Publicado en
enero 12, 2014
Convencida de que había sido un apéndice de Roberto, mi tía Eulogia decidió que quería libertad, un espacio... y se fue de la casa.
Por Elizabeth Subercaseaux.
No es posible ir por la vida enamorándose de la flaca de la esquina, arrancándose a Brasil con la rubia de la tintorería, llegando a la casa tarde en la noche, con el aroma del perfume de otra mujer... y quedar impune. Durante su matrimonio con la tía Eulogia, Roberto estiró y estiró el elástico hasta que se rompió.
Una mañana, mi tía Eulogia despertó con la sensación de que ese día quedaría guardado para siempre en algún rincón de su memoria. La noche anterior había decidido hablar con Roberto y explicarle las razones por las cuales ella se iba a separar.
—¿Tienes un momento para conversar conmigo?
—Es que estoy atrasado y no quiero llegar tarde a la oficina —dijo Roberto, anudándose a toda carrera la corbata.
—Lo que quiero decirte es muy importante.
—A las siete de la mañana nada es tan importante —respondió él, dándole un beso apurado, frío y sin gusto a nada en la frente.
—¿Ni siquiera que tu mujer te diga que se va de la casa?
Quién sabe qué creyó Roberto, pero se quedó mirándola como si hubiera visto a un aparecido.
—¿Qué dijiste?
—Siéntate y hablemos —dijo ella, serenamente, sin perder la compostura, como si le estuviera pidiendo que se sentara para coserle un botón.
Dos horas más tarde, Roberto salió de su casa con la mente llena de nubes. Se fue a la oficina de uno de sus mejores amigos, y le contó lo que pasaba. Eulogia quería separarse. En el curso de una larga conversación le había mencionado cosas rarísimas; le habló de libertad, de que necesitaba un espacio, dijo que ya había cumplido 40 años y...
—Sí —le explicaba Eulogia en ese mismo momento a su hermana Filomena— cumplí 40 años y mírame, ¿quién soy? Un apéndice de Roberto. ¿Qué he hecho con mi vida aparte de querer matar a la flaca de la esquina o a esa crespa de la oficina con quien anda Roberto ahora? ¡Nada! ¿Una carrera? No tengo una carrera. ¿Medios propios para mantenerme? Tampoco.
—¿Y entonces qué vas a hacer?
—Son muchas las mujeres que se han separado de sus maridos y han tenido que luchar solas. Yo también seré capaz de hacerlo.
—¡Pero si no sabes ni freír un huevo!
—Aprenderé.
—¿A estas alturas? ¿No será mejor que te resignes a tu suerte y te quedes con Roberto? Mal que mal ha sido tu marido por más de 20 años, el padre de tus hijos...
Pero la tía Eulogia había tomado su decisión.
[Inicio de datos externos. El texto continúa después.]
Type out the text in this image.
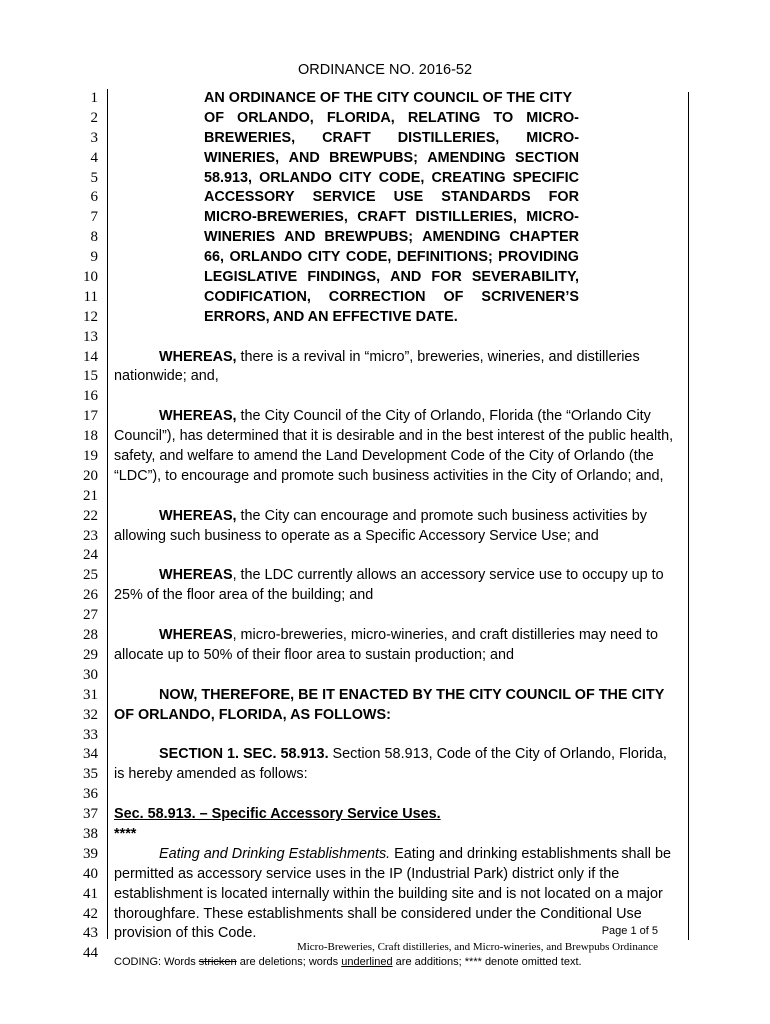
ORDINANCE NO. 2016-52
1
2
3
4
5
6
7
8
9
10
11
12
13
14
15
16
17
18
19
20
21
22
23
24
25
26
27
28
29
30
31
32
33
34
35
36
37
38
39
40
41
42
43
44
AN ORDINANCE OF THE CITY COUNCIL OF THE CITY
OF ORLANDO, FLORIDA, RELATING TO MICRO-
BREWERIES, CRAFT DISTILLERIES, MICRO-
WINERIES, AND BREWPUBS; AMENDING SECTION
58.913, ORLANDO CITY CODE, CREATING SPECIFIC
ACCESSORY SERVICE USE STANDARDS FOR
MICRO-BREWERIES, CRAFT DISTILLERIES, MICRO-
WINERIES AND BREWPUBS; AMENDING CHAPTER
66, ORLANDO CITY CODE, DEFINITIONS; PROVIDING
LEGISLATIVE FINDINGS, AND FOR SEVERABILITY,
CODIFICATION, CORRECTION OF SCRIVENER’S
ERRORS, AND AN EFFECTIVE DATE.
WHEREAS, there is a revival in “micro”, breweries, wineries, and distilleries
nationwide; and,
WHEREAS, the City Council of the City of Orlando, Florida (the “Orlando City
Council”), has determined that it is desirable and in the best interest of the public health,
safety, and welfare to amend the Land Development Code of the City of Orlando (the
“LDC”), to encourage and promote such business activities in the City of Orlando; and,
WHEREAS, the City can encourage and promote such business activities by
allowing such business to operate as a Specific Accessory Service Use; and
WHEREAS, the LDC currently allows an accessory service use to occupy up to
25% of the floor area of the building; and
WHEREAS, micro-breweries, micro-wineries, and craft distilleries may need to
allocate up to 50% of their floor area to sustain production; and
NOW, THEREFORE, BE IT ENACTED BY THE CITY COUNCIL OF THE CITY
OF ORLANDO, FLORIDA, AS FOLLOWS:
SECTION 1. SEC. 58.913. Section 58.913, Code of the City of Orlando, Florida,
is hereby amended as follows:
Sec. 58.913. – Specific Accessory Service Uses.
****
Eating and Drinking Establishments. Eating and drinking establishments shall be
permitted as accessory service uses in the IP (Industrial Park) district only if the
establishment is located internally within the building site and is not located on a major
thoroughfare. These establishments shall be considered under the Conditional Use
provision of this Code.	Page 1 of 5
Micro-Breweries, Craft distilleries, and Micro-wineries, and Brewpubs Ordinance
CODING: Words stricken are deletions; words underlined are additions; **** denote omitted text.
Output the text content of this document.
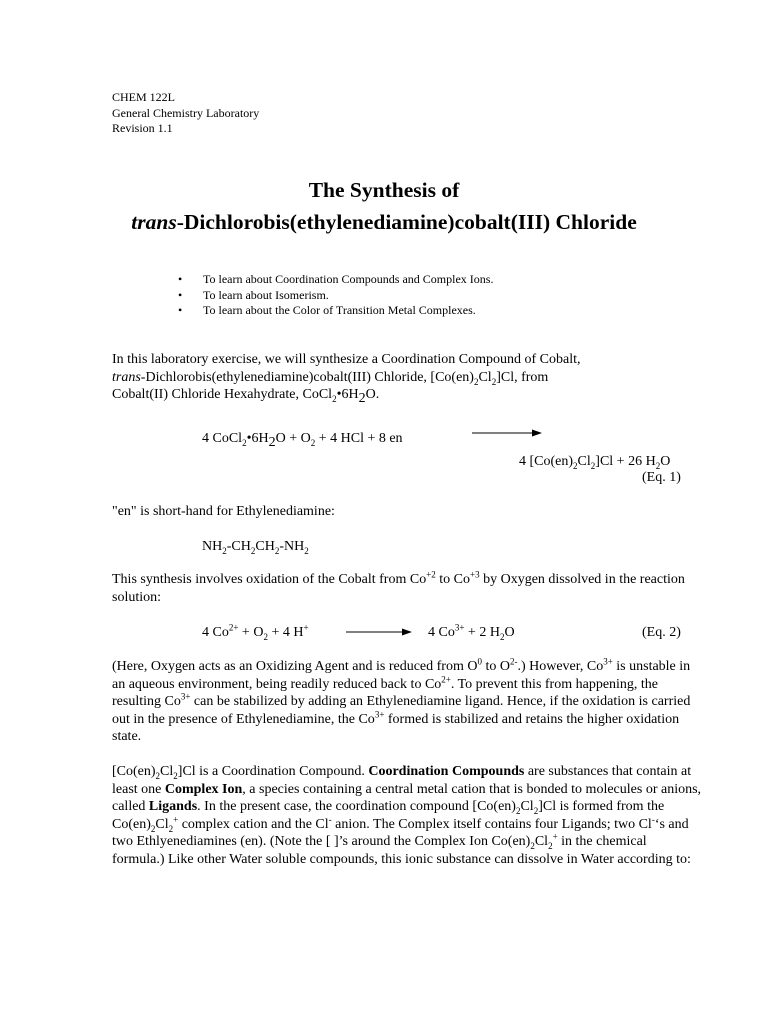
CHEM 122L
General Chemistry Laboratory
Revision 1.1
The Synthesis of
trans-Dichlorobis(ethylenediamine)cobalt(III) Chloride
• To learn about Coordination Compounds and Complex Ions.
• To learn about Isomerism.
• To learn about the Color of Transition Metal Complexes.

In this laboratory exercise, we will synthesize a Coordination Compound of Cobalt,
trans-Dichlorobis(ethylenediamine)cobalt(III) Chloride, $[Co(en)_2Cl_2]Cl$, from
Cobalt(II) Chloride Hexahydrate, $CoCl_2•6H_2O$.

4 $CoCl_2•6H_2O + O_2 + 4$ HCl + 8 en
4 $[Co(en)_2Cl_2]Cl + 26$ $H_2O$
(Eq. 1)

"en" is short-hand for Ethylenediamine:

$NH_2-CH_2CH_2-NH_2$

This synthesis involves oxidation of the Cobalt from $Co^{+2}$ to $Co^{+3}$ by Oxygen dissolved in the reaction solution:

4 $Co^{2+} + O_2 + 4$ H+	4 $Co^{3+} + 2$ $H_2O$	(Eq. 2)

(Here, Oxygen acts as an Oxidizing Agent and is reduced from $O^0$ to $O^{2-}$.) However, $Co^{3+}$ is unstable in an aqueous environment, being readily reduced back to $Co^{2+}$. To prevent this from happening, the resulting $Co^{3+}$ can be stabilized by adding an Ethylenediamine ligand. Hence, if the oxidation is carried out in the presence of Ethylenediamine, the $Co^{3+}$ formed is stabilized and retains the higher oxidation state.

$[Co(en)_2Cl_2]Cl$ is a Coordination Compound. Coordination Compounds are substances that contain at least one Complex Ion, a species containing a central metal cation that is bonded to molecules or anions, called Ligands. In the present case, the coordination compound $[Co(en)_2Cl_2]Cl$ is formed from the $Co(en)_2Cl_2^+$ complex cation and the Cl- anion. The Complex itself contains four Ligands; two Cl-‘s and two Ethlyenediamines (en). (Note the [ ]’s around the Complex Ion $Co(en)_2Cl_2^+$ in the chemical formula.) Like other Water soluble compounds, this ionic substance can dissolve in Water according to:
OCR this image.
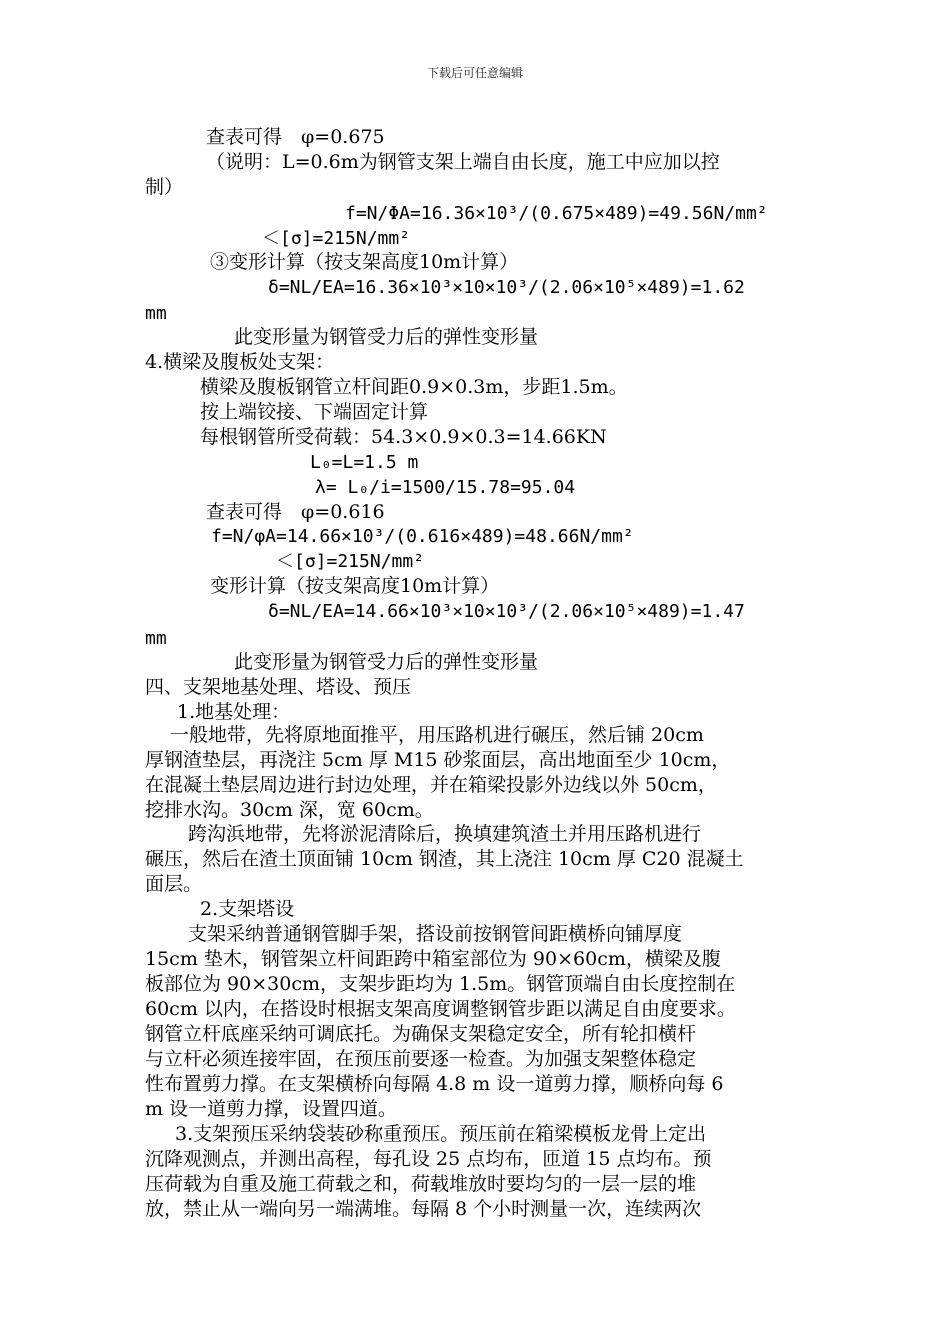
下载后可任意编辑
查表可得　φ=0.675
（说明：L=0.6m为钢管支架上端自由长度，施工中应加以控
制）
f=N/ΦA=16.36×10³/(0.675×489)=49.56N/mm²
＜[σ]=215N/mm²
③变形计算（按支架高度10m计算）
δ=NL/EA=16.36×10³×10×10³/(2.06×10⁵×489)=1.62
mm
此变形量为钢管受力后的弹性变形量
4.横梁及腹板处支架：
横梁及腹板钢管立杆间距0.9×0.3m，步距1.5m。
按上端铰接、下端固定计算
每根钢管所受荷载：54.3×0.9×0.3=14.66KN
L₀=L=1.5 m
λ= L₀/i=1500/15.78=95.04
查表可得　φ=0.616
f=N/φA=14.66×10³/(0.616×489)=48.66N/mm²
＜[σ]=215N/mm²
变形计算（按支架高度10m计算）
δ=NL/EA=14.66×10³×10×10³/(2.06×10⁵×489)=1.47
mm
此变形量为钢管受力后的弹性变形量
四、支架地基处理、塔设、预压
1.地基处理：
一般地带，先将原地面推平，用压路机进行碾压，然后铺 20cm
厚钢渣垫层，再浇注 5cm 厚 M15 砂浆面层，高出地面至少 10cm，
在混凝土垫层周边进行封边处理，并在箱梁投影外边线以外 50cm，
挖排水沟。30cm 深，宽 60cm。
跨沟浜地带，先将淤泥清除后，换填建筑渣土并用压路机进行
碾压，然后在渣土顶面铺 10cm 钢渣，其上浇注 10cm 厚 C20 混凝土
面层。
2.支架塔设
支架采纳普通钢管脚手架，搭设前按钢管间距横桥向铺厚度
15cm 垫木，钢管架立杆间距跨中箱室部位为 90×60cm，横梁及腹
板部位为 90×30cm，支架步距均为 1.5m。钢管顶端自由长度控制在
60cm 以内，在搭设时根据支架高度调整钢管步距以满足自由度要求。
钢管立杆底座采纳可调底托。为确保支架稳定安全，所有轮扣横杆
与立杆必须连接牢固，在预压前要逐一检查。为加强支架整体稳定
性布置剪力撑。在支架横桥向每隔 4.8 m 设一道剪力撑，顺桥向每 6
m 设一道剪力撑，设置四道。
3.支架预压采纳袋装砂称重预压。预压前在箱梁模板龙骨上定出
沉降观测点，并测出高程，每孔设 25 点均布，匝道 15 点均布。预
压荷载为自重及施工荷载之和，荷载堆放时要均匀的一层一层的堆
放，禁止从一端向另一端满堆。每隔 8 个小时测量一次，连续两次
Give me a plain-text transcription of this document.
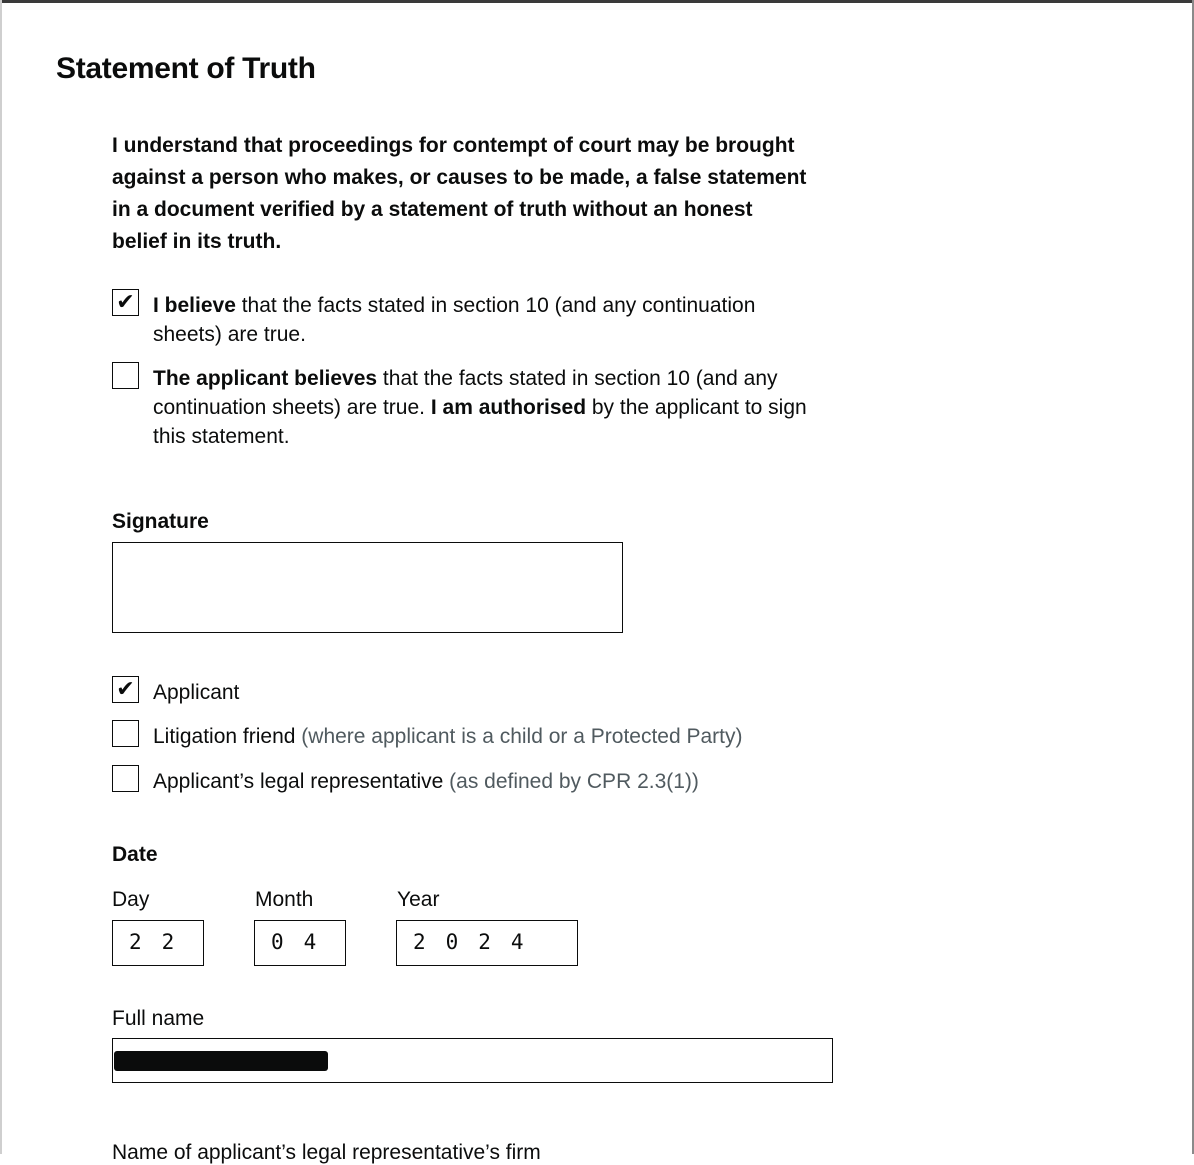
Statement of Truth
I understand that proceedings for contempt of court may be brought against a person who makes, or causes to be made, a false statement in a document verified by a statement of truth without an honest belief in its truth.
✔ I believe that the facts stated in section 10 (and any continuation sheets) are true.
The applicant believes that the facts stated in section 10 (and any continuation sheets) are true. I am authorised by the applicant to sign this statement.
Signature
✔ Applicant
Litigation friend (where applicant is a child or a Protected Party)
Applicant’s legal representative (as defined by CPR 2.3(1))
Date
Day
22
Month
04
Year
2024
Full name
Name of applicant’s legal representative’s firm
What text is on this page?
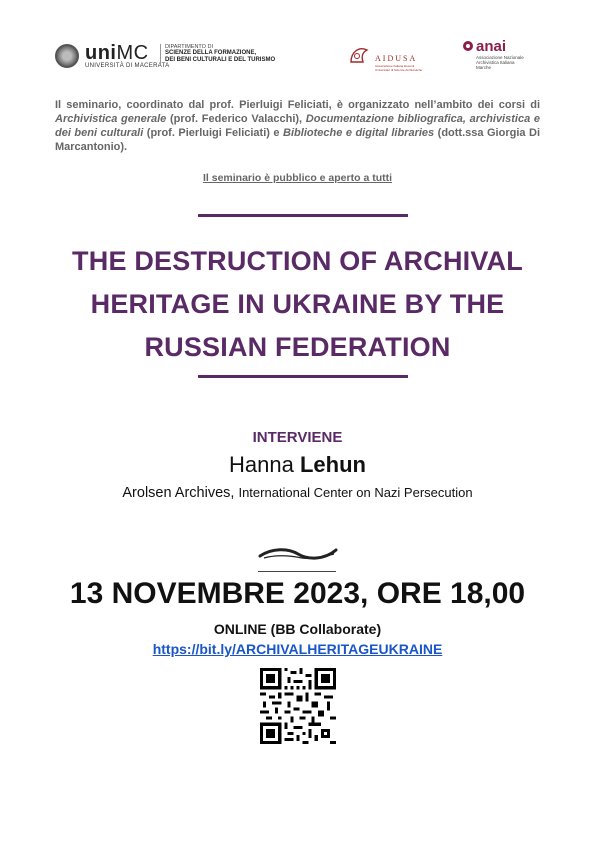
uniMC
UNIVERSITÀ DI MACERATA
DIPARTIMENTO DI
SCIENZE DELLA FORMAZIONE,
DEI BENI CULTURALI E DEL TURISMO	AIDUSA
Associazione Italiana Docenti Universitari di Scienze Archivistiche
anai
Associazione Nazionale
Archivistica Italiana
Marche
Il seminario, coordinato dal prof. Pierluigi Feliciati, è organizzato nell’ambito dei corsi di Archivistica generale (prof. Federico Valacchi), Documentazione bibliografica, archivistica e dei beni culturali (prof. Pierluigi Feliciati) e Biblioteche e digital libraries (dott.ssa Giorgia Di Marcantonio).
Il seminario è pubblico e aperto a tutti
THE DESTRUCTION OF ARCHIVAL
HERITAGE IN UKRAINE BY THE
RUSSIAN FEDERATION
INTERVIENE
Hanna Lehun
Arolsen Archives, International Center on Nazi Persecution
13 NOVEMBRE 2023, ORE 18,00
ONLINE (BB Collaborate)
https://bit.ly/ARCHIVALHERITAGEUKRAINE
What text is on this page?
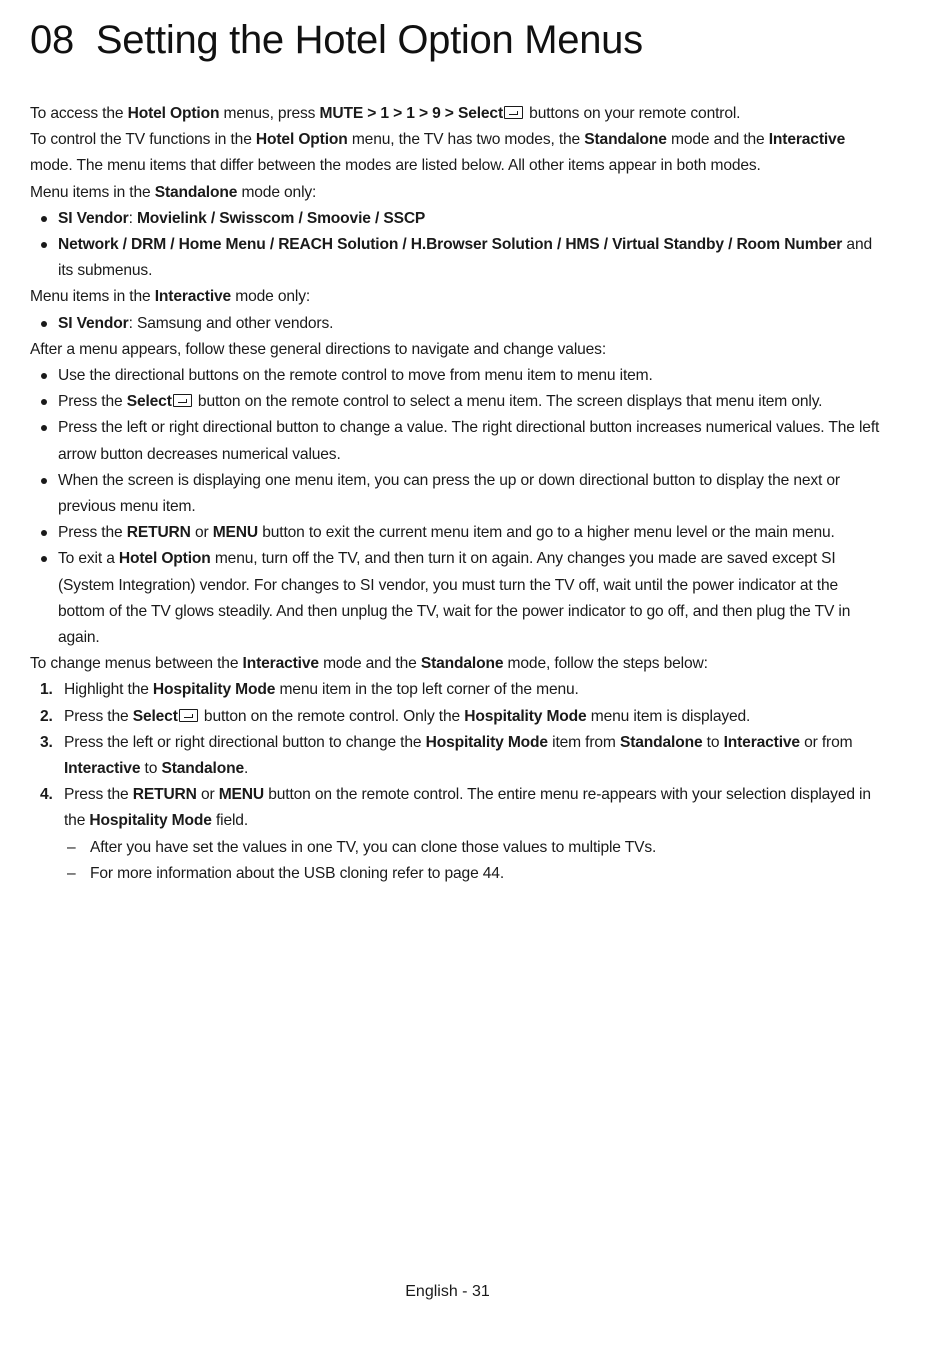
08 Setting the Hotel Option Menus

To access the Hotel Option menus, press MUTE > 1 > 1 > 9 > Select buttons on your remote control.

To control the TV functions in the Hotel Option menu, the TV has two modes, the Standalone mode and the Interactive mode. The menu items that differ between the modes are listed below. All other items appear in both modes.

Menu items in the Standalone mode only:

SI Vendor: Movielink / Swisscom / Smoovie / SSCP
Network / DRM / Home Menu / REACH Solution / H.Browser Solution / HMS / Virtual Standby / Room Number and its submenus.

Menu items in the Interactive mode only:

SI Vendor: Samsung and other vendors.

After a menu appears, follow these general directions to navigate and change values:

Use the directional buttons on the remote control to move from menu item to menu item.
Press the Select button on the remote control to select a menu item. The screen displays that menu item only.
Press the left or right directional button to change a value. The right directional button increases numerical values. The left arrow button decreases numerical values.
When the screen is displaying one menu item, you can press the up or down directional button to display the next or previous menu item.
Press the RETURN or MENU button to exit the current menu item and go to a higher menu level or the main menu.
To exit a Hotel Option menu, turn off the TV, and then turn it on again. Any changes you made are saved except SI (System Integration) vendor. For changes to SI vendor, you must turn the TV off, wait until the power indicator at the bottom of the TV glows steadily. And then unplug the TV, wait for the power indicator to go off, and then plug the TV in again.

To change menus between the Interactive mode and the Standalone mode, follow the steps below:

1. Highlight the Hospitality Mode menu item in the top left corner of the menu.
2. Press the Select button on the remote control. Only the Hospitality Mode menu item is displayed.
3. Press the left or right directional button to change the Hospitality Mode item from Standalone to Interactive or from Interactive to Standalone.
4. Press the RETURN or MENU button on the remote control. The entire menu re-appears with your selection displayed in the Hospitality Mode field.
– After you have set the values in one TV, you can clone those values to multiple TVs.
– For more information about the USB cloning refer to page 44.
English - 31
No era tan cierto que apenas supiera freír un huevo, en el curso de su matrimonio con Roberto tuvo diversos oficios, pasó por la universidad, incluso, pero nunca tomó nada demasiado en serio. La casa, el cuidado de los niños, la flaca de la esquina, la vida de la Domitila... ocuparon siempre los primeros lugares en su lista de prioridades. Pero ahora había llegado su turno. Quería demostrar que era capaz de vivir sola, de mantenerse, de tener éxito en cualquier cosa que emprendiera. No quería seguir dependiendo de Roberto, de sus amores, de su mal genio. Lo quería mucho y eso no iba a cambiar, pero no deseaba seguir siendo una mujer pegada al marido, a la espera de que se aburriera de enamorar a cualquier cosa con faldas que pasara por su lado.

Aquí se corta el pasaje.